In summary, while primarily validated with data from Gaoqing County, this framework offers a powerful, standardized, and adaptable approach. It effectively provides automated classification for rural settlements within its validated region and holds significant promise for transferability to other regions, offering valuable support for rural spatial governance and revitalization planning.

5.4.2. Integration into Multi-Level Spatial Governance

The value of the classification results extends beyond local design applications and serves as a foundational component for building a multi-level rural spatial governance system. At the county level, the classification can guide differential spatial zoning, enabling the coordinated optimization of ecological, agricultural, and construction spaces. At the township level, it supports decisions on infrastructure allocation, industrial zoning, and public service deployment. At the village level, it provides a basis for improving living environments, optimizing land use, and guiding village-scale renewal strategies. From a governance perspective, the automated framework establishes a clear analytical bridge between spatial differentiation and hierarchical governance, translating the broad goals of the Rural Revitalization Strategy into quantifiable and operational management tools. By aligning classification outputs with differentiated policy intensities at multiple scales, the framework contributes to forming an interactive governance mechanism that integrates top-down planning with bottom-up local responses, thereby improving both model applicability and policy effectiveness.

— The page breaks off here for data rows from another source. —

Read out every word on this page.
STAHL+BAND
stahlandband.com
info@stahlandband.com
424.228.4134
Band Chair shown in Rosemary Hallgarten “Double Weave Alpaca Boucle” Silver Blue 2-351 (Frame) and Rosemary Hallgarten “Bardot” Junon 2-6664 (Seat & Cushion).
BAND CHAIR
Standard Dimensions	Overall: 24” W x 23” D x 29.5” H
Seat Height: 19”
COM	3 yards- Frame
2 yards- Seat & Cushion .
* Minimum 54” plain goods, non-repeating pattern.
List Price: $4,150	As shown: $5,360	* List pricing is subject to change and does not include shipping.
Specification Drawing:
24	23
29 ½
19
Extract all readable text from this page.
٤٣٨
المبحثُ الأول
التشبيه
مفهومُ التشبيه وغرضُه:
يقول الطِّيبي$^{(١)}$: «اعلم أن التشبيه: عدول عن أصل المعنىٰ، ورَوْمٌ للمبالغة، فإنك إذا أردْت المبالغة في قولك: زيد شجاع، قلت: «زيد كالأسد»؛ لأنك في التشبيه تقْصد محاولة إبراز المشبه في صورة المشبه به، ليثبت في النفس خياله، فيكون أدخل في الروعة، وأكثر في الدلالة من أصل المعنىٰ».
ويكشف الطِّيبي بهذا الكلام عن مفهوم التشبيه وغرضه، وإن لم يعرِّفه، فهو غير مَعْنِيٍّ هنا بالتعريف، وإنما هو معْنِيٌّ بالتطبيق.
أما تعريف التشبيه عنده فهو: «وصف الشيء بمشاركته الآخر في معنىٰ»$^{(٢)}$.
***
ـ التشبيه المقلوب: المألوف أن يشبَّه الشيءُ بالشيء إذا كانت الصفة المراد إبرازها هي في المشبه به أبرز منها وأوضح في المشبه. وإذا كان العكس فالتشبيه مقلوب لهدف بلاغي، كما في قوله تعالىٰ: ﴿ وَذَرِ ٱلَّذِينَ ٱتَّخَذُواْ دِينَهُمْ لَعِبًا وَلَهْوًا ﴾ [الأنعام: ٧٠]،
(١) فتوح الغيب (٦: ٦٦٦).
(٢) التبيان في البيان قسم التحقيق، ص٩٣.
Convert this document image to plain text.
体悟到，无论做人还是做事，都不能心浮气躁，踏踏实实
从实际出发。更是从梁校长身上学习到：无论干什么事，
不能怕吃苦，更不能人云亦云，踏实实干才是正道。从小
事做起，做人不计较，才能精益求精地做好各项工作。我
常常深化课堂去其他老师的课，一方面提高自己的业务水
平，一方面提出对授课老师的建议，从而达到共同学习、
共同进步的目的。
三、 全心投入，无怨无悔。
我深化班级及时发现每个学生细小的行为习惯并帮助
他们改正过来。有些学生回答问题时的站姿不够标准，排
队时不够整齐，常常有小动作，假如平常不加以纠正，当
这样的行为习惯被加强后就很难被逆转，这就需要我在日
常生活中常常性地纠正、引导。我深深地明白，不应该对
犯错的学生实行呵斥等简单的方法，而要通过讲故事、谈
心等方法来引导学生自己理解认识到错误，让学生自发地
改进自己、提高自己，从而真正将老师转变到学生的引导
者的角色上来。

5.4.3. Toward Adaptive and Data-Driven Rural Governance

Looking forward, the AI-driven classification framework should be viewed not merely as a static spatial identification tool, but as a key enabler of adaptive rural governance. The dynamic integration of data analytics and spatial decision-making enables continuous monitoring, evaluation, and adjustment of rural spaces, supporting a transition from experience-based planning to data-informed and feedback-driven governance. In the context of Gaoqing County, the adoption of this framework facilitates a shift from fragmented and reactive planning practices toward systematic, anticipatory, and adaptive governance. Through the combined effects of model-based classification, policy formulation, and community participation, the framework helps maintain a dynamic balance among economic development, ecological protection, and social inclusiveness. More broadly, this study demonstrates the methodological potential of artificial intelligence in rural spatial governance. By transforming spatial classification into an evidence-based decision-support mechanism, the framework offers a replicable technical pathway and governance paradigm for county-level and regional territorial spatial planning.

6. Conclusions

This study develops an AI-driven multi-model framework for the automated classification of rural settlements at the natural-village scale. By constructing a comprehensive indicator system that integrates socio-economic attributes, natural conditions, and land-use characteristics, the proposed framework enables fine-grained representation of settlement features. Through rigorous data preprocessing and multi-model comparison, the approach effectively addresses common challenges such as missing values, data noise, and class imbalance. The results demonstrate the feasibility and scalability of data-driven automated classification, providing a methodological basis for differentiated spatial planning and targeted rural revitalization.